Kim David E, Blum Ben, Bradley Philip, Baker David
Department of Biochemistry, Howard Hughes Medical Institute, University of Washington, Seattle, WA 98195, USA.
J Mol Biol. 2009 Oct 16;393(1):249-60. doi: 10.1016/j.jmb.2009.07.063. Epub 2009 Jul 28.
The primary obstacle to de novo protein structure prediction is conformational sampling: the native state generally has lower free energy than nonnative structures but is exceedingly difficult to locate. Structure predictions with atomic level accuracy have been made for small proteins using the Rosetta structure prediction method, but for larger and more complex proteins, the native state is virtually never sampled, and it has been unclear how much of an increase in computing power would be required to successfully predict the structures of such proteins. In this paper, we develop an approach to determining how much computer power is required to accurately predict the structure of a protein, based on a reformulation of the conformational search problem as a combinatorial sampling problem in a discrete feature space. We find that conformational sampling for many proteins is limited by critical "linchpin" features, often the backbone torsion angles of individual residues, which are sampled very rarely in unbiased trajectories and, when constrained, dramatically increase the sampling of the native state. These critical features frequently occur in less regular and likely strained regions of proteins that contribute to protein function. In a number of proteins, the linchpin features are in regions found experimentally to form late in folding, suggesting a correspondence between folding in silico and in reality.
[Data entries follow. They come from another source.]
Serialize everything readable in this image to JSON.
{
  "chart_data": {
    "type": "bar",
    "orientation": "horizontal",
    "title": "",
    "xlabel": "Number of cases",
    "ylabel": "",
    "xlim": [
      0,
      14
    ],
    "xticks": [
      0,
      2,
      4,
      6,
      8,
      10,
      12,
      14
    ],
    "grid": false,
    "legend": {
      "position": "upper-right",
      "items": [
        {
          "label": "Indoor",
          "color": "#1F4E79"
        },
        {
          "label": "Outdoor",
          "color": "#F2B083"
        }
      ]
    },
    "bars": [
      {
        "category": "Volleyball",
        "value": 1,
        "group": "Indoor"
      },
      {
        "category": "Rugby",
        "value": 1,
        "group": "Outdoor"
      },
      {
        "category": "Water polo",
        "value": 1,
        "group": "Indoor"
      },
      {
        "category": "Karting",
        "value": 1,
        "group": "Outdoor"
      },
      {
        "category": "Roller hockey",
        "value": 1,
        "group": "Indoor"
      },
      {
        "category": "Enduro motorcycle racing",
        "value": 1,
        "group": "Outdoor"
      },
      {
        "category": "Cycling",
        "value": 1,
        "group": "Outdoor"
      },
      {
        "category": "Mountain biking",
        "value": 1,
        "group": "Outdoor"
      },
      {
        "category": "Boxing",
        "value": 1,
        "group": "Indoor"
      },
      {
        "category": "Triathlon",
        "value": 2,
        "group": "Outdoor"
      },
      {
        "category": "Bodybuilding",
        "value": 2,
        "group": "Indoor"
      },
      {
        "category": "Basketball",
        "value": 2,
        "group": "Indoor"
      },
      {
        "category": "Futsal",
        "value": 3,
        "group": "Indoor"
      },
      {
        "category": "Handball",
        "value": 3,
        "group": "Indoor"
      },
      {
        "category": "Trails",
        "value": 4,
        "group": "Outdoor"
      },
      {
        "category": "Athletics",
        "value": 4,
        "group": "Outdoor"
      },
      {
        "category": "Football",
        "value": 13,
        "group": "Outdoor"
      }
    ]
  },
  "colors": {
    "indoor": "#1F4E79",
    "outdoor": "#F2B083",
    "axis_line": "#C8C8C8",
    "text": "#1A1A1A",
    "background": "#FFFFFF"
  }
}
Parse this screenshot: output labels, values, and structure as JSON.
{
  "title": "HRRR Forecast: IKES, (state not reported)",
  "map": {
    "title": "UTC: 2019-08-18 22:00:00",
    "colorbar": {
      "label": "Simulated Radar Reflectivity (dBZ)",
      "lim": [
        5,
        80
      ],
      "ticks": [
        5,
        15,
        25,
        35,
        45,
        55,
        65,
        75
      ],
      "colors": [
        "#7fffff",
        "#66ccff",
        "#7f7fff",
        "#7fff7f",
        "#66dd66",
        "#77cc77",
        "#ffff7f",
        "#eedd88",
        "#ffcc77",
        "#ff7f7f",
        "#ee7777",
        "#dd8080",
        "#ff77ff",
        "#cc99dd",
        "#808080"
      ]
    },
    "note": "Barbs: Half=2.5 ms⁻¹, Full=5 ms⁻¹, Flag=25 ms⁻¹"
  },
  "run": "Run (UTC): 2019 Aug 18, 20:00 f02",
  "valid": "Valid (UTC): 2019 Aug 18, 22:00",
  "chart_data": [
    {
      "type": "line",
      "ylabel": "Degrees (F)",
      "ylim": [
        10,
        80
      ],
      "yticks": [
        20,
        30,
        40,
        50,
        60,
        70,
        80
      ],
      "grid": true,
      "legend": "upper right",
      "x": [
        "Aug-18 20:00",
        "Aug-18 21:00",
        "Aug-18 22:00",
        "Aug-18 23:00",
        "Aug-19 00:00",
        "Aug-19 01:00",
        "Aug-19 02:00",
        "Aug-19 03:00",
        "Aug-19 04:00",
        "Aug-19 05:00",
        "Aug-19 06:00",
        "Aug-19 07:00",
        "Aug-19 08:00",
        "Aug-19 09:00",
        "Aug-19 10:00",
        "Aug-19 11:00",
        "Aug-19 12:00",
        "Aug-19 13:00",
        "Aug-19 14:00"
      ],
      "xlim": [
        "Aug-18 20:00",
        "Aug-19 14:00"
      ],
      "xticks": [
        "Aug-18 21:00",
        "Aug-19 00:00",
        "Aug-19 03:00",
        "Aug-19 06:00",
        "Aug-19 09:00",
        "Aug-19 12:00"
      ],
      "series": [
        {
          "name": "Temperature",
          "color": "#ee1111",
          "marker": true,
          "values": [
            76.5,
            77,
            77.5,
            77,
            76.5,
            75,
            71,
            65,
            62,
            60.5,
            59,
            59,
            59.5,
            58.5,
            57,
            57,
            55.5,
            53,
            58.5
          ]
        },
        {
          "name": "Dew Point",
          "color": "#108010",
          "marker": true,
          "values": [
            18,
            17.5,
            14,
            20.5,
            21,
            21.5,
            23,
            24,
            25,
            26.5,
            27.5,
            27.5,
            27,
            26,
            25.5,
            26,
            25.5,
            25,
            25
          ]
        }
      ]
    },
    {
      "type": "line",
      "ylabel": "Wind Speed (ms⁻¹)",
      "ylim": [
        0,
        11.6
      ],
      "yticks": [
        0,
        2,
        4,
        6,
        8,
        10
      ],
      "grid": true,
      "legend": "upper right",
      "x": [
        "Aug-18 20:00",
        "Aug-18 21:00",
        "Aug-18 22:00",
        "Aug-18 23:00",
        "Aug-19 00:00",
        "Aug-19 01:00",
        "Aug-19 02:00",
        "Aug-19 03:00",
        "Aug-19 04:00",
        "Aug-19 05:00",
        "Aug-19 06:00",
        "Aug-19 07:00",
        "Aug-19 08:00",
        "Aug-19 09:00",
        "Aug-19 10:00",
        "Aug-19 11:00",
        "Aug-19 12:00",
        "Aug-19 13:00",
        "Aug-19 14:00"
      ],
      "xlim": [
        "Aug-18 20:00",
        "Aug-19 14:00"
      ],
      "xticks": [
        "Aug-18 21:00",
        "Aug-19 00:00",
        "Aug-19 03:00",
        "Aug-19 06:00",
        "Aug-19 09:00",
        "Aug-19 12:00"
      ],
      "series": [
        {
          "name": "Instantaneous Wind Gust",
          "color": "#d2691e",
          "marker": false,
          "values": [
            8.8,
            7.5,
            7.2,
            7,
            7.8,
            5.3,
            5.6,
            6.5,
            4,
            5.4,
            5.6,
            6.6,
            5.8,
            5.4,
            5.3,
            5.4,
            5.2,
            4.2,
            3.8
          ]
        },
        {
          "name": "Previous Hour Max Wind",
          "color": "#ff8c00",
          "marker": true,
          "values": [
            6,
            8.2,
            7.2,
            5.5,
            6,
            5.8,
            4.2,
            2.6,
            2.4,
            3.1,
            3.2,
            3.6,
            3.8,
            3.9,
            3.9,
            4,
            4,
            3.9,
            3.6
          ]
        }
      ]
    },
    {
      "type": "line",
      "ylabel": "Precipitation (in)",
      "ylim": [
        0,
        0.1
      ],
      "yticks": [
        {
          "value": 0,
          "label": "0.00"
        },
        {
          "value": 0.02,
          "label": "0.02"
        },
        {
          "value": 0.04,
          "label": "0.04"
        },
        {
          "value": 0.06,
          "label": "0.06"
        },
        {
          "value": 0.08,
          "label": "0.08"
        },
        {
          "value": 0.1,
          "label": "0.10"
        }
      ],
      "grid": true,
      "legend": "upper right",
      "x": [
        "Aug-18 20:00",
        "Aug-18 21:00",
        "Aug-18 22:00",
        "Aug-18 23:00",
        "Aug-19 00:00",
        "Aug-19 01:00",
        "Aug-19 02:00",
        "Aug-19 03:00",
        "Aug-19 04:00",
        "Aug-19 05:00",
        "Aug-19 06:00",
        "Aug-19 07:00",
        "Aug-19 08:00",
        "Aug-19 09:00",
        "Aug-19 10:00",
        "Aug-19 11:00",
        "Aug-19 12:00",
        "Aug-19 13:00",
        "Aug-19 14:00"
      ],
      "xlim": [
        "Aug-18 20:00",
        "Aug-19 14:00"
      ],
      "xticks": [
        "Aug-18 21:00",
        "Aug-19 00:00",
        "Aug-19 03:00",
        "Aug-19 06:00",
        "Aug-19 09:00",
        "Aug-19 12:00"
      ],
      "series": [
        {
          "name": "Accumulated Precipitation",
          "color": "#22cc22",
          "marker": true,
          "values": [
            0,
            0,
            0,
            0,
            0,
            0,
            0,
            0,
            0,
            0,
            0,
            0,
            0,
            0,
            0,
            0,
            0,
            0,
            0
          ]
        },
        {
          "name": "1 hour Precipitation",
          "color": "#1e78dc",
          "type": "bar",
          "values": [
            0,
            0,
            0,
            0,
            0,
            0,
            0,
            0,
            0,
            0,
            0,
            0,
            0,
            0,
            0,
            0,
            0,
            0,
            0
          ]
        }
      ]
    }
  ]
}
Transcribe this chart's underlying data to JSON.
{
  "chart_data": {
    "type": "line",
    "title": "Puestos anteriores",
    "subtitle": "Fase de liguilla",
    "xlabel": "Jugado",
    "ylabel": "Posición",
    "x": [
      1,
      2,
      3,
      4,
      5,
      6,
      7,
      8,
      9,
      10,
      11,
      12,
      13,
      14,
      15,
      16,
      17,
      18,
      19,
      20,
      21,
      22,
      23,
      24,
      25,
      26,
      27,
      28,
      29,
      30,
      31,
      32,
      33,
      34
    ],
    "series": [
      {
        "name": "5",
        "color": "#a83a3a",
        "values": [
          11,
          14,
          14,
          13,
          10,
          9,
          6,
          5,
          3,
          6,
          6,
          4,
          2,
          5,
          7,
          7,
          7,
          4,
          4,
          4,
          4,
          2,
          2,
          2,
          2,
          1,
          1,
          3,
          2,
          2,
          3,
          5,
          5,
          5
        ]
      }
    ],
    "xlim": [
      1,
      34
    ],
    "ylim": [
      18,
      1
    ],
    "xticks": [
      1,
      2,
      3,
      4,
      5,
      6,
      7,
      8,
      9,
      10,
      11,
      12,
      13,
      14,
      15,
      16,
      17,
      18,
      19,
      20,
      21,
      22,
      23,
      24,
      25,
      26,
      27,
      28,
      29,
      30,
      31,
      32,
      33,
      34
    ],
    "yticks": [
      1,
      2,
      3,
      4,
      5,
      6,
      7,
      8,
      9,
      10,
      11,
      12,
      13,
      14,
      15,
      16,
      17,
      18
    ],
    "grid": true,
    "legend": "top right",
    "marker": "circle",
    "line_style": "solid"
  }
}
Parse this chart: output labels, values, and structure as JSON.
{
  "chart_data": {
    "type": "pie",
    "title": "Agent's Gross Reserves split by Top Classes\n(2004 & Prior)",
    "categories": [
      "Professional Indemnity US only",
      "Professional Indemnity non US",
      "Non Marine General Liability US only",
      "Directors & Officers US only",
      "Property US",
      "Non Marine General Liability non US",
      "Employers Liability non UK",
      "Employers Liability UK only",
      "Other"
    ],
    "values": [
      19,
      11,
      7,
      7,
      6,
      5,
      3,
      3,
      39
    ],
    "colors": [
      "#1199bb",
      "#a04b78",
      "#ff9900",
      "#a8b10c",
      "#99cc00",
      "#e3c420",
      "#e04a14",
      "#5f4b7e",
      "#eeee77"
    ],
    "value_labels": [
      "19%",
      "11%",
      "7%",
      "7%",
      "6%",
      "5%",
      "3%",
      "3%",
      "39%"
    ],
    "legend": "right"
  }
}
天然状态通常比非天然结构具有更低的自由能,但极难找到。使用Rosetta结构预测方法已对小蛋白质进行了具有原子水平准确性的结构预测,但对于更大、更复杂的蛋白质,几乎从未对天然状态进行采样,而且尚不清楚成功预测此类蛋白质的结构需要计算能力提高多少。在本文中,我们基于将构象搜索问题重新表述为离散特征空间中的组合采样问题,开发了一种确定准确预测蛋白质结构所需计算机能力的方法。我们发现,许多蛋白质的构象采样受到关键“关键”特征的限制,这些特征通常是单个残基的主链扭转角,在无偏轨迹中很少被采样,而当受到约束时,会显著增加天然状态的采样。这些关键特征经常出现在对蛋白质功能有贡献的不太规则且可能有应变的区域。在许多蛋白质中,关键特征位于实验发现折叠后期形成的区域,这表明计算机模拟折叠与实际折叠之间存在对应关系。